The bottleneck of plotting is not CPU, SSD or the amount of RAM!

latone · May 10, 2021, 2:42am

damn, i need a faster cpu!

can you pls tell me your time for phase 1,2,3,4?

codinghorror · May 10, 2021, 2:45am

Well if you can throw money at the problem, then there are no problems just buy a ton of fast CPUs and NVME drives and go to town.

Capper308 · May 10, 2021, 6:14pm

I am plotting on a Ryzen 3800X machine. I have 32 GB RAM and two 1 TB Nvme drives.
I plot using CLI. I have 3 instances of the plotter running and I do one plot on each about every 8 hours.
The first Nvme drive is for the initial plotting, the second nvme drive is the intermediate drive and then my completed plot transfers over the network to my Share. (mapped drive “Y:”)

My command is this:

chia plots create -k 32 -b 5120 -r 4 -n 10 -t D:\Chia-temp\Chia1 -2 F:\Chia1 -d Y:\

The above is for my first instance, I change the folders for instance 2 and 3 respectively.
example: … -t D:\Chia-temp\Chia2 -2 F:\Chia2 -d Y:\ and so on.

Edit, I totally forgot to state, that before I stared using the intermediate drive, it was taking like 12 hours to do a plot.

freeze · May 10, 2021, 6:39pm

Damn, what cores are those?

That’s slower than what I got onto SSDs in a modest dual CPU system (Xeon Silver 4114, 2x 10C @ 2.2GHz, Skylake-SP) - 24332s on my first plot, not solo as other plots started well before that finished.

Are you sure your processes aren’t allocating memory from the wrong node? I’m not sure core pinning prevents this. Check with numastat -p chia.

And on that note, are your ramdisks allocated on the right nodes too (tmpfs mpol option)?

latone · May 10, 2021, 9:17pm

Intel(R) Xeon(R) Gold 6248 CPU @ 2.50GHz, about 1/2 the speed of the CPUs that appear to be getting 2x performance, so it now made sense to me.

As far as tmpfs, I didn’t set mpol because I approached it from the other side, i.e., pin the core while using default mpol=local. And that is what I saw happening, with numastat, and vmstat not showing many soft faults. In fact, with so much memory, I then noticed it hardly hit the fs anyway.

A change in the s/w may get the type of speedup I was thinking, esp for phase 1 (whereas only so much can be done for sorting random numbers).

Not that any of it matters at this point, I filled the PB I had hanging around, I’m in it now only for the curiosity.

variableresults · May 10, 2021, 10:39pm

I would look at how much disk queuing is going on on the temp drives. I think that’ll tell you where the lag is happening for most everyone.

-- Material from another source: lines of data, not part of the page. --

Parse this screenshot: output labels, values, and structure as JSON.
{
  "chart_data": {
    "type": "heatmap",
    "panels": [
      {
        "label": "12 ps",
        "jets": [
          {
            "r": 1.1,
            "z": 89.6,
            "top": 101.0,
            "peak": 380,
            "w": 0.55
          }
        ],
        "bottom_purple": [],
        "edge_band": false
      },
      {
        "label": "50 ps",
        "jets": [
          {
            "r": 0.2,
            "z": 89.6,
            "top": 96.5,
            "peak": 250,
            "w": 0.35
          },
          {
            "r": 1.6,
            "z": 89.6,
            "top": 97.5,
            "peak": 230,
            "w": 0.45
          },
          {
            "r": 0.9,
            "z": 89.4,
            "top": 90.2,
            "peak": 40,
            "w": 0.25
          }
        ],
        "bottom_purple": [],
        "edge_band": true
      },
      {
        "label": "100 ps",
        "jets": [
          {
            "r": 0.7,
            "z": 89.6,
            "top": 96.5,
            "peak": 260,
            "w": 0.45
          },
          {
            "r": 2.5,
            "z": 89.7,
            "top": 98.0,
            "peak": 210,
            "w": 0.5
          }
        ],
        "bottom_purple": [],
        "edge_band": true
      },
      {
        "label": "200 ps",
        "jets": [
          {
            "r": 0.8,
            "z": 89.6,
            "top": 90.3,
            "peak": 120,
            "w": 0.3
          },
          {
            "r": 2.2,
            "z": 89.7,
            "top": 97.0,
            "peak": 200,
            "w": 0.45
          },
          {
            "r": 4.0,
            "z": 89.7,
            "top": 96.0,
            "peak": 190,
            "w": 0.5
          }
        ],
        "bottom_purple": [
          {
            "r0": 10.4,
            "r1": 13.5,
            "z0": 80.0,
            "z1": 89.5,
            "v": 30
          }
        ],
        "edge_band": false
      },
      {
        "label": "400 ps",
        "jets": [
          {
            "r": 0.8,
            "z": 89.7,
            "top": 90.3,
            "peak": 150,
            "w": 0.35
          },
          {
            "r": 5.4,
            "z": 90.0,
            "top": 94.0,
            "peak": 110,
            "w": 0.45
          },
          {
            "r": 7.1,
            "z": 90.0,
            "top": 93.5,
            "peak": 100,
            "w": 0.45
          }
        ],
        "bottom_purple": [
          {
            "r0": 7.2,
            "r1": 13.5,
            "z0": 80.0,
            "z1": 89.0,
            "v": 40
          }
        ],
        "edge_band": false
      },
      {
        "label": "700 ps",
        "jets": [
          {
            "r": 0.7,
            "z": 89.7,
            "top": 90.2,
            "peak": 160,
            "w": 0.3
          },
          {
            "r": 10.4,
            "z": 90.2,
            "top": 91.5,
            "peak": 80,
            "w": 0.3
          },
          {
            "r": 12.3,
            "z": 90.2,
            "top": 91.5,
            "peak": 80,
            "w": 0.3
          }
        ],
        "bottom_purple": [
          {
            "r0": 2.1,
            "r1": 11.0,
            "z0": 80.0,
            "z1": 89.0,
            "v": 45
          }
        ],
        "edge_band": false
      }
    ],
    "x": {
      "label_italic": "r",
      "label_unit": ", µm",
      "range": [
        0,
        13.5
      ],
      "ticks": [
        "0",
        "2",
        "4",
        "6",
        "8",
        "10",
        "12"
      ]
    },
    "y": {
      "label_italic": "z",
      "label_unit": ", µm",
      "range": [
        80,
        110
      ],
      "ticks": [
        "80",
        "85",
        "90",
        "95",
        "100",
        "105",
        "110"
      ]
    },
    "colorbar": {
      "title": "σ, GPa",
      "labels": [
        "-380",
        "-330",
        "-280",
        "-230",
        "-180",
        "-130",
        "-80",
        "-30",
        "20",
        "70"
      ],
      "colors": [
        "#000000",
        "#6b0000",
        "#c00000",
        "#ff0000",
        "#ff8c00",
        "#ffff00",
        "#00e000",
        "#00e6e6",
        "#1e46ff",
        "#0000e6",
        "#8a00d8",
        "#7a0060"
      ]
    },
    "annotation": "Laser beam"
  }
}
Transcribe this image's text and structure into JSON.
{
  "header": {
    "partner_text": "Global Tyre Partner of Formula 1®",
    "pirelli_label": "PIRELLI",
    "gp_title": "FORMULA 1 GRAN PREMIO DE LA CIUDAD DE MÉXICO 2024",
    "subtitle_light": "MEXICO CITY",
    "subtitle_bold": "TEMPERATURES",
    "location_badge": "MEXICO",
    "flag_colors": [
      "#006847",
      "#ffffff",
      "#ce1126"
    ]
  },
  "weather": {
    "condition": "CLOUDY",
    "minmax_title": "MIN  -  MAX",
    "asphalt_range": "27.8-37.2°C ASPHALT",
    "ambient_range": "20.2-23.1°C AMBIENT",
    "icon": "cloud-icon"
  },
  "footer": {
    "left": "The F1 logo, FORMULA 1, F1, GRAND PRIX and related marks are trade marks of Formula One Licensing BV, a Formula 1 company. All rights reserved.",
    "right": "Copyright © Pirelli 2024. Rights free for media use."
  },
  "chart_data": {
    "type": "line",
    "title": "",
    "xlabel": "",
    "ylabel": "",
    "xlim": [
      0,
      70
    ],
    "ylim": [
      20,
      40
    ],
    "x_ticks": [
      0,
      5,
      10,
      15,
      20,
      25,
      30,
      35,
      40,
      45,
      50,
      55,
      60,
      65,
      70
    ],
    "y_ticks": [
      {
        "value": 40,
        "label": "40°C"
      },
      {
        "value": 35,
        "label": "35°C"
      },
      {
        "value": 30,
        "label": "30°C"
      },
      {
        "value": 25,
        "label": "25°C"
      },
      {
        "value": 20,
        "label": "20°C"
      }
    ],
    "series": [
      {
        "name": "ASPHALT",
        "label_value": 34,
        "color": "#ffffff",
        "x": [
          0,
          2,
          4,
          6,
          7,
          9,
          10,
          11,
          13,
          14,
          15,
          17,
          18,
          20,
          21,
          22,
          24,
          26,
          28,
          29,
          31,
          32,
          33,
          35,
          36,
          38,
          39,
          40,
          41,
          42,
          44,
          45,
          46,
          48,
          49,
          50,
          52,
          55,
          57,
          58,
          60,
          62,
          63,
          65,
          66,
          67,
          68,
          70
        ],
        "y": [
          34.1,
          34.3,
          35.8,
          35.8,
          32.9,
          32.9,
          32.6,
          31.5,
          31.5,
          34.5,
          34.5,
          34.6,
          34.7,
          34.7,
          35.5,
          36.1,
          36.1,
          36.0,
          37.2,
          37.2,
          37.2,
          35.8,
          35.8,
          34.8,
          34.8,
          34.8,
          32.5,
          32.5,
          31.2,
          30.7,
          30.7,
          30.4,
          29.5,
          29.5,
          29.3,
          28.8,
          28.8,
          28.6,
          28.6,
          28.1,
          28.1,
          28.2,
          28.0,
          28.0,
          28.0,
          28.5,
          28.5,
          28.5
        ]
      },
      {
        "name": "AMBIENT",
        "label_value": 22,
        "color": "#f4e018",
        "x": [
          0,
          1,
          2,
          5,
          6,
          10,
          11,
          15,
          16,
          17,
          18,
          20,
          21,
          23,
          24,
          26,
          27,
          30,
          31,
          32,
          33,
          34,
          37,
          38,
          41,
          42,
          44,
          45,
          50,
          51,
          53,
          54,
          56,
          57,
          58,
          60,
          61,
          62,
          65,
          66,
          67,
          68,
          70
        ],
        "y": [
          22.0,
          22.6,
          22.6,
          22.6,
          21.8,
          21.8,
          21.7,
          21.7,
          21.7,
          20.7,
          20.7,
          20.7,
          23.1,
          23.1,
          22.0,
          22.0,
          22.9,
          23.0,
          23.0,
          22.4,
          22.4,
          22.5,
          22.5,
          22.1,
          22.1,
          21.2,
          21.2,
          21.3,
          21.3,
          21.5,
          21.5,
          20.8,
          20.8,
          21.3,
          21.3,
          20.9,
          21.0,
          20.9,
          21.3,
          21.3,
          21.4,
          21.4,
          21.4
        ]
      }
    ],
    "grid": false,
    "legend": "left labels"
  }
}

I have a fast rig with PCIE4 SSDs with 500-600k R/W IOPS and parallel plotting almost always causes disk queuing. Likely doesn’t have anything to do with RAM or CPU usage as it’s the SSD telling the OS to back off.

Generally, I see significant increases in the disk queue when I go above two parallel plots in Phase 1 on the same SSD.